About 1,379 740 hectares have already been lost this year due to veld fires. (Photo/Road Safety website)
The Environmental Management Agency (EMA) says Zimbabwe’s courts should impose stiffer sentences to deter villagers, farmers and other people from starting veld fires that are costing the country millions of dollars annually.

Speaking at a meeting held at the offices of the Minister of State for Provincial Affairs in Mashonaland West, Faber Chidarikire, on Monday, EMA Environmental Manager Eunice Mutepfa said stiffer penalties should be imposed by the courts to deter people from starting these fires.

Mutepfa bemoaned the present situation where fines ranging from five to $5,000 are being imposed by the courts.

She said most of the veld fires are affecting resettled farms and abandoned plots.

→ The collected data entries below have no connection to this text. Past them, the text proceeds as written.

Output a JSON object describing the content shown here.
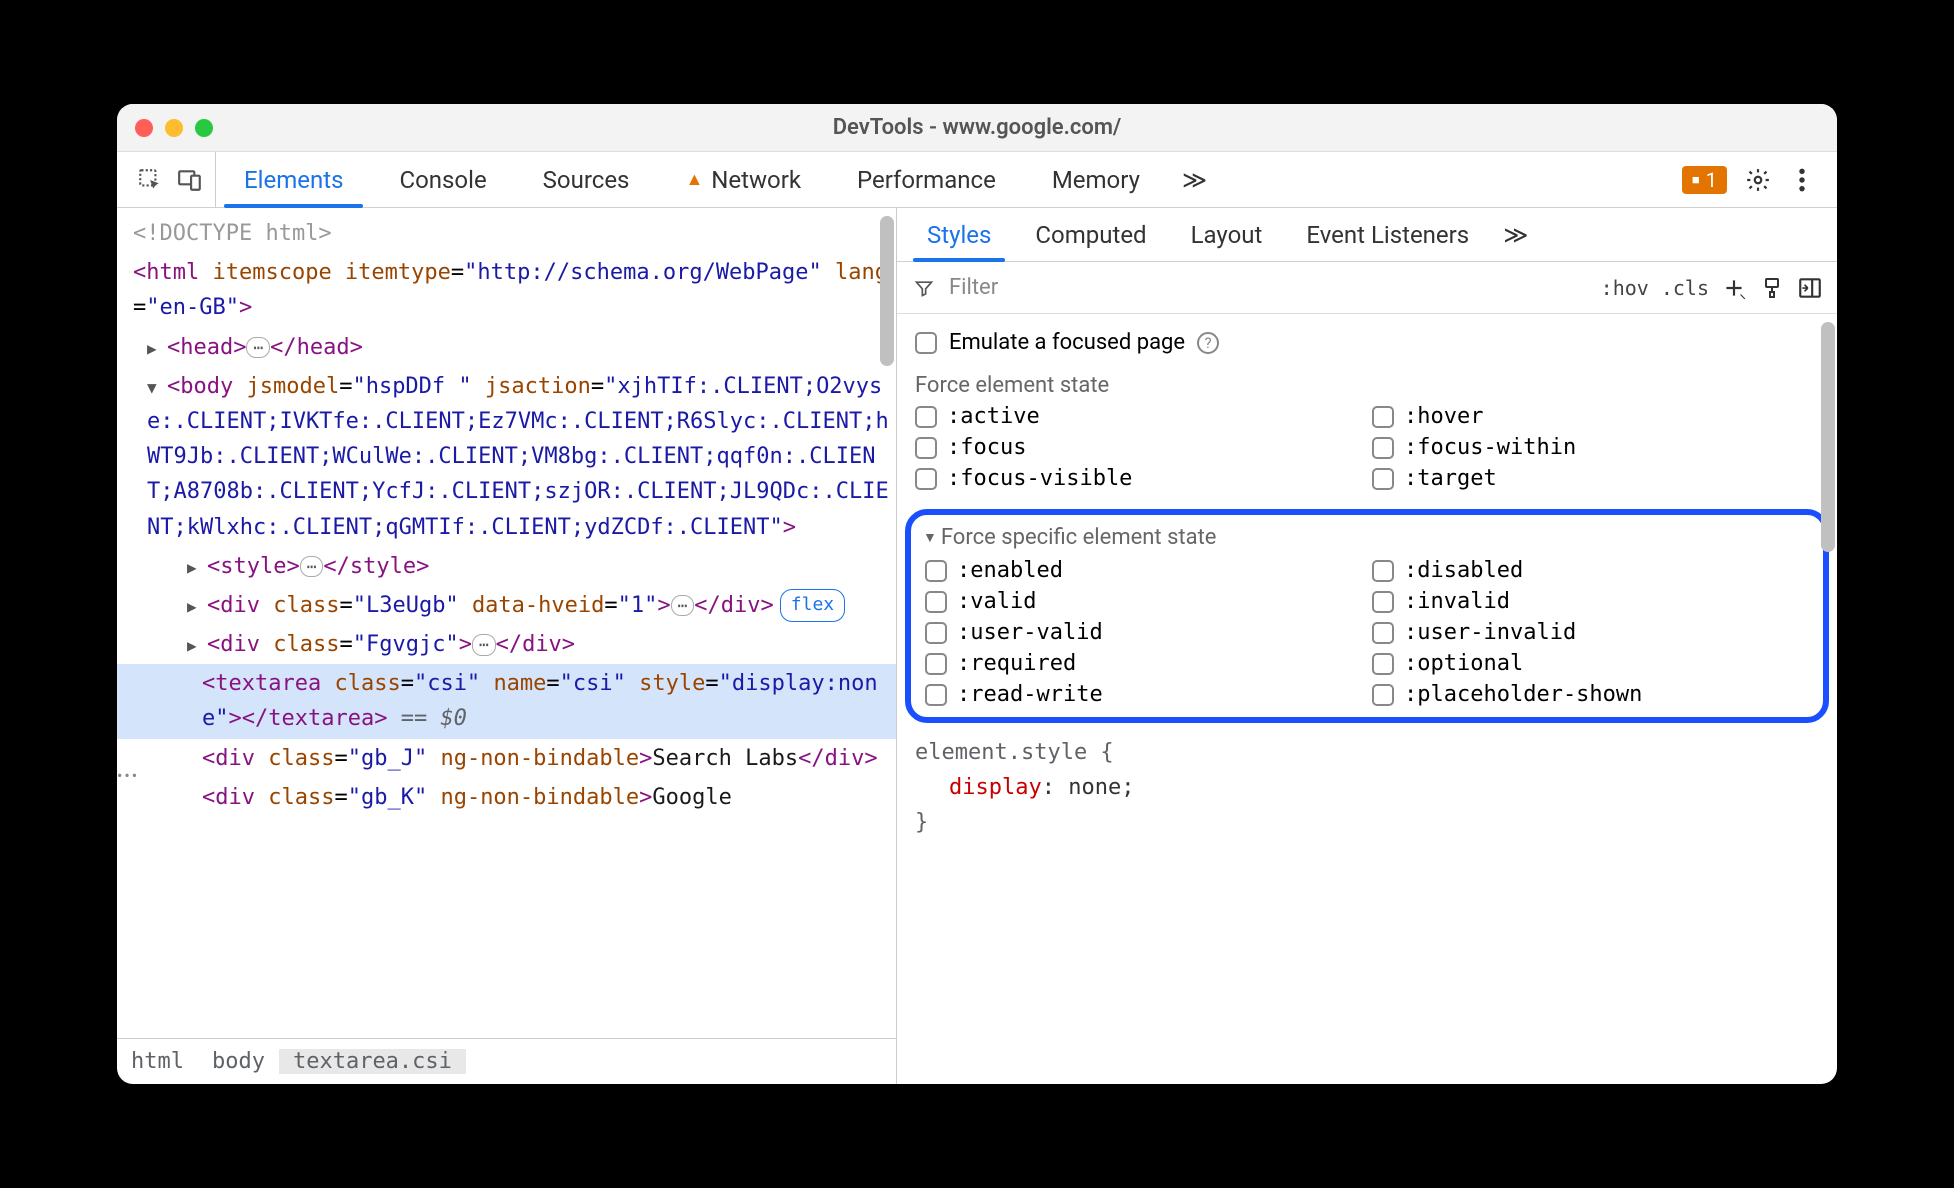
{
  "window": {
    "title": "DevTools - www.google.com/"
  },
  "toolbar": {
    "tabs": [
      "Elements",
      "Console",
      "Sources",
      "Network",
      "Performance",
      "Memory"
    ],
    "more": "≫",
    "warn_count": "1"
  },
  "dom": {
    "doctype": "<!DOCTYPE html>",
    "html_open": {
      "tag": "html",
      "attrs": "itemscope itemtype=\"http://schema.org/WebPage\" lang=\"en-GB\""
    },
    "head": {
      "open": "<head>",
      "close": "</head>"
    },
    "body_open": {
      "tag": "body",
      "attrs": "jsmodel=\"hspDDf \" jsaction=\"xjhTIf:.CLIENT;O2vyse:.CLIENT;IVKTfe:.CLIENT;Ez7VMc:.CLIENT;R6Slyc:.CLIENT;hWT9Jb:.CLIENT;WCulWe:.CLIENT;VM8bg:.CLIENT;qqf0n:.CLIENT;A8708b:.CLIENT;YcfJ:.CLIENT;szjOR:.CLIENT;JL9QDc:.CLIENT;kWlxhc:.CLIENT;qGMTIf:.CLIENT;ydZCDf:.CLIENT\""
    },
    "style_line": {
      "open": "<style>",
      "close": "</style>"
    },
    "div1": {
      "open": "<div class=\"L3eUgb\" data-hveid=\"1\">",
      "close": "</div>",
      "flex": "flex"
    },
    "div2": {
      "open": "<div class=\"Fgvgjc\">",
      "close": "</div>"
    },
    "textarea_line": {
      "html": "<textarea class=\"csi\" name=\"csi\" style=\"display:none\"></textarea>",
      "suffix": " == $0"
    },
    "div_gbj": {
      "prefix": "<div class=\"gb_J\" ng-non-bindable>",
      "text": "Search Labs",
      "suffix": "</div>"
    },
    "div_gbk": {
      "prefix": "<div class=\"gb_K\" ng-non-bindable>",
      "text": "Google"
    }
  },
  "breadcrumb": [
    "html",
    "body",
    "textarea.csi"
  ],
  "styles": {
    "tabs": [
      "Styles",
      "Computed",
      "Layout",
      "Event Listeners"
    ],
    "more": "≫",
    "filter_placeholder": "Filter",
    "hov": ":hov",
    "cls": ".cls",
    "emulate": "Emulate a focused page",
    "force_label": "Force element state",
    "force_states_left": [
      ":active",
      ":focus",
      ":focus-visible"
    ],
    "force_states_right": [
      ":hover",
      ":focus-within",
      ":target"
    ],
    "spec_label": "Force specific element state",
    "spec_left": [
      ":enabled",
      ":valid",
      ":user-valid",
      ":required",
      ":read-write"
    ],
    "spec_right": [
      ":disabled",
      ":invalid",
      ":user-invalid",
      ":optional",
      ":placeholder-shown"
    ],
    "rule_selector": "element.style {",
    "rule_prop": "display",
    "rule_val": "none",
    "rule_close": "}"
  }
}
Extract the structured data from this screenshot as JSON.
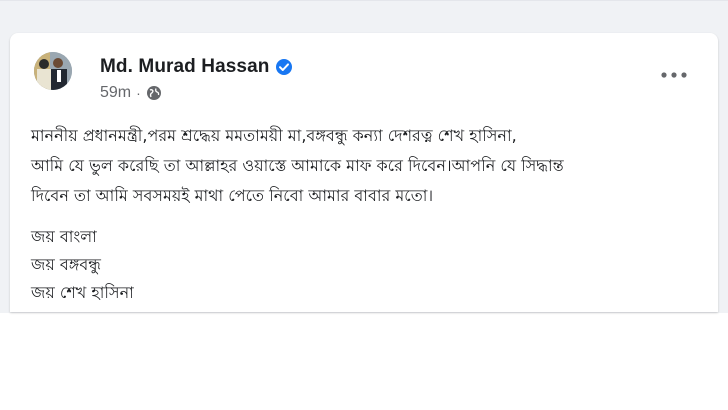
{
  "post": {
    "author": {
      "name": "Md. Murad Hassan",
      "verified": true,
      "avatar_icon": "profile-photo-avatar"
    },
    "meta": {
      "time": "59m",
      "separator": "·",
      "audience_icon": "globe-icon"
    },
    "more_icon": "more-options-icon",
    "body": {
      "paragraph1_lines": [
        "মাননীয় প্রধানমন্ত্রী,পরম শ্রদ্ধেয় মমতাময়ী মা,বঙ্গবন্ধু কন্যা দেশরত্ন শেখ হাসিনা,",
        "আমি যে ভুল করেছি তা আল্লাহর ওয়াস্তে আমাকে মাফ করে দিবেন।আপনি যে সিদ্ধান্ত",
        "দিবেন তা আমি সবসময়ই মাথা পেতে নিবো আমার বাবার মতো।"
      ],
      "slogans": [
        "জয় বাংলা",
        "জয় বঙ্গবন্ধু",
        "জয় শেখ হাসিনা"
      ]
    }
  },
  "colors": {
    "background": "#f0f2f5",
    "card": "#ffffff",
    "text_primary": "#1c1e21",
    "text_secondary": "#65676b",
    "verified_blue": "#1877f2"
  }
}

Mr. Chidarikire weighed in, saying the veld fire issue was now a political matter, in apparent reference to Mutepfa, who he said was fingering new farmers for starting fires in search of wild game.

He said political and traditional leaders should teach people in their areas the importance of preserving natural resources.

Some attendants urged EMA to give incentives to whistle blowers as a way of curbing the veld fires in the country.

Mutepfa said illegal miners also contribute to veld fires as they clear land using fire before using mineral detectors on the ground.

She said the most affected districts were Zvimba, Hurungwe and Makonde in Mashonaland West Province.

Chidarikire said despite 234 fire awareness campaigns, which included road shows, environmental school talks, community meetings and workshops last year alone, 1,320 325 hectares of land was destroyed that year.

He said so far 1,379 740 hectares have already been lost this year due to the fires, an increase of 4.5%.